Bundan 50-60 yıl önce, bugüne kıyasla alabildiğine
az sayıdaki insanın peygamberane bir azimle
bu milletin geleceği için -Allah’ın izniyle-
yaptıkları şeyler, bugün milyonlara varan
insanın yaptıklarıyla mukayese edilmeyecek
kadar büyük ve azametli idi. Gördüğüm şu ki,
sonrakilerin çalışmalarında öncekilerde
var olan canlılık, heyecan ve helecan yok.
Gerçi sun’i bir canlılık var; var ama debisi
çok dar ve sığ. Sadece bazı yerlerde
sun’i su birikintileri göze çarpıyor.

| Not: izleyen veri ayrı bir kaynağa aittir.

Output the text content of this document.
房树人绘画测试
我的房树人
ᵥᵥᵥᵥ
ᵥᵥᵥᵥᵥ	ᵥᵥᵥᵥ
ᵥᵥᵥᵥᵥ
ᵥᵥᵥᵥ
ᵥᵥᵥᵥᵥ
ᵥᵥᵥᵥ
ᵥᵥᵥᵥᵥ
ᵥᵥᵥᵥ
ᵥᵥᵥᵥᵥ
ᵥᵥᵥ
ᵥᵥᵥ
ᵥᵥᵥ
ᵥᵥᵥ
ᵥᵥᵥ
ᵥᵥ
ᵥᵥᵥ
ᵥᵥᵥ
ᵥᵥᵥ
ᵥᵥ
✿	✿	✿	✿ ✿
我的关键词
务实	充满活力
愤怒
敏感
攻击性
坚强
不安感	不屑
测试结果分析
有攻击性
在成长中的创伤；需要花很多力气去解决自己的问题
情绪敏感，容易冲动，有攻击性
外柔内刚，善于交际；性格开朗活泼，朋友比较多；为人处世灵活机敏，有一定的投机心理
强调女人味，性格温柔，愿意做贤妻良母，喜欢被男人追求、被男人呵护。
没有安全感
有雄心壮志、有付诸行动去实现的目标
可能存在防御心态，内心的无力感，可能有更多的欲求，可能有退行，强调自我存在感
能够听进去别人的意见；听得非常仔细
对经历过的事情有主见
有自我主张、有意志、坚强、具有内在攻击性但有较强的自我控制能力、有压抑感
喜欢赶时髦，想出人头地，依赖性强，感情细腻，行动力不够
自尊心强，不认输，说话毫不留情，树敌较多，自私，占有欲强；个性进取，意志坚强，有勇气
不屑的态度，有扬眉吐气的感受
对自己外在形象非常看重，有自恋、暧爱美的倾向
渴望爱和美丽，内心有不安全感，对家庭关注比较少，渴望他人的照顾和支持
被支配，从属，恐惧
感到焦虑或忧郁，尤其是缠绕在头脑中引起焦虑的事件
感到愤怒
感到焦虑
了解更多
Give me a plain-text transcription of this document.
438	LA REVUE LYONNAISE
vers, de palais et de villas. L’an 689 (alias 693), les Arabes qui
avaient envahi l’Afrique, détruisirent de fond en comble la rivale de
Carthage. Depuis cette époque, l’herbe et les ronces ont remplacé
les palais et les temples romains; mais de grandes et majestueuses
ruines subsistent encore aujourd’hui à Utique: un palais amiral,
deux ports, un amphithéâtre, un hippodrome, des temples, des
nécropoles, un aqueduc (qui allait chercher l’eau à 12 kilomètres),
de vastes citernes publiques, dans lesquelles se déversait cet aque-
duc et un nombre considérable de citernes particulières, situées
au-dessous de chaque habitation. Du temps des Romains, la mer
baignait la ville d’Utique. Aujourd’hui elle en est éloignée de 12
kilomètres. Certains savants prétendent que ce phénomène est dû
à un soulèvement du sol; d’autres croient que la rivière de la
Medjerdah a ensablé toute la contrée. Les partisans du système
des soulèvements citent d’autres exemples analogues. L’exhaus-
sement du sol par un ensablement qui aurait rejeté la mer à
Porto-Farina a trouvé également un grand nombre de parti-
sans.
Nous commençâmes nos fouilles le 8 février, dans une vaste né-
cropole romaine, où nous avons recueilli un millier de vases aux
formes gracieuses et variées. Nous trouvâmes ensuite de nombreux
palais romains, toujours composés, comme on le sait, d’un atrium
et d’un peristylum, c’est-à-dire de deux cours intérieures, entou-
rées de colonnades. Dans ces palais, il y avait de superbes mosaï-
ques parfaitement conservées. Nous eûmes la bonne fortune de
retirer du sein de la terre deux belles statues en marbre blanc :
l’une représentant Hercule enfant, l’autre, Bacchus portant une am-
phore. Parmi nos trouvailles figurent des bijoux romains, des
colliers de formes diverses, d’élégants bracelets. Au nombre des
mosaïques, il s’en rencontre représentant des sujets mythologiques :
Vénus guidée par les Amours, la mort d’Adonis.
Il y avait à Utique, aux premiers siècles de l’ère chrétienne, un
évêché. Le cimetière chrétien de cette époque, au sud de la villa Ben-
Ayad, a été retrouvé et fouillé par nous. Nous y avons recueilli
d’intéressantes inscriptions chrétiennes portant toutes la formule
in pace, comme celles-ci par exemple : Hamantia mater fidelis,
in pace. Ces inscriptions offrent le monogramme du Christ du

Bu da bana
göre günümüz müslümanındaki "kıvam problemi"ni
gösteriyor.
Bence günümüz müslümanlarının oturup bir
kere daha kıvamlarını gözden geçirmeleri
gerekiyor. Ben mevcud kıvamla bir yere varılacağına
çok inanamıyorum: Duruşlarda ciddiyetsizlik
var; iyi örnek olunamıyor; tevarüs edilecek genel
ahlâk lâubalice. Mesela, günümüz anne babalarında
çocukların dikkatini çekecek, çocukları cezbedecek
bir manâ, bir mehabet yok. Aksine duruş bozukluğu
var ve ciddiyetsizlik diz boyu! Ananın babanın
namazı-niyazı, sözleri çocuklara bir şey
ilham edemiyor. Kısacası fertlerde olduğu
gibi ailede de kıvam problemi var. Daha önce "kültür
müslümanı" tabirini kullanmıştım.
İsterseniz burada da "görenek müslümanı"
diyelim. Görenek müslümanlığıyla derin
olunması, kıvamın yakalanması mümkün
değildir. Derinlik, derinden tevarüs eder. Bugün
ise mat ve solgun bir tevarüs söz konusu. İnsanın
şöyle diyesi geliyor; "Sen kendine merhamet
etmiyorsun, hiç olmazsa çocukların için ciddiyete
yönel de onlara merhamet et." Aksi takdirde onlar
yakın bir gelecekte şekil değiştirip
farklılaşacaklar.
İlk tercih baştan kolaydır ama o işi
devam ettirebilmek çok zordur. İnsanın bir
arı gibi her gün çiçek çiçek dolaşıp
kovanını balla doldurması lazım.
Her gün yeni bal yapması, bunun için de her gün
ayrı bir çiçeğe konması gerek. Yoksa
o güne kadar yaptığı balı yer bitirir
ve elinde hiçbir şey kalmaz. Bunun için insan dini
her gün yeni duyuyormuşçasına yaşayabilmeli,
her gün yeni bir imana ulaşabilmelidir. Evliya,
asfiya, mukarrabin bu sırrı çok iyi kavramış;
kavramış ve ona göre bir hayat yaşamışlardır.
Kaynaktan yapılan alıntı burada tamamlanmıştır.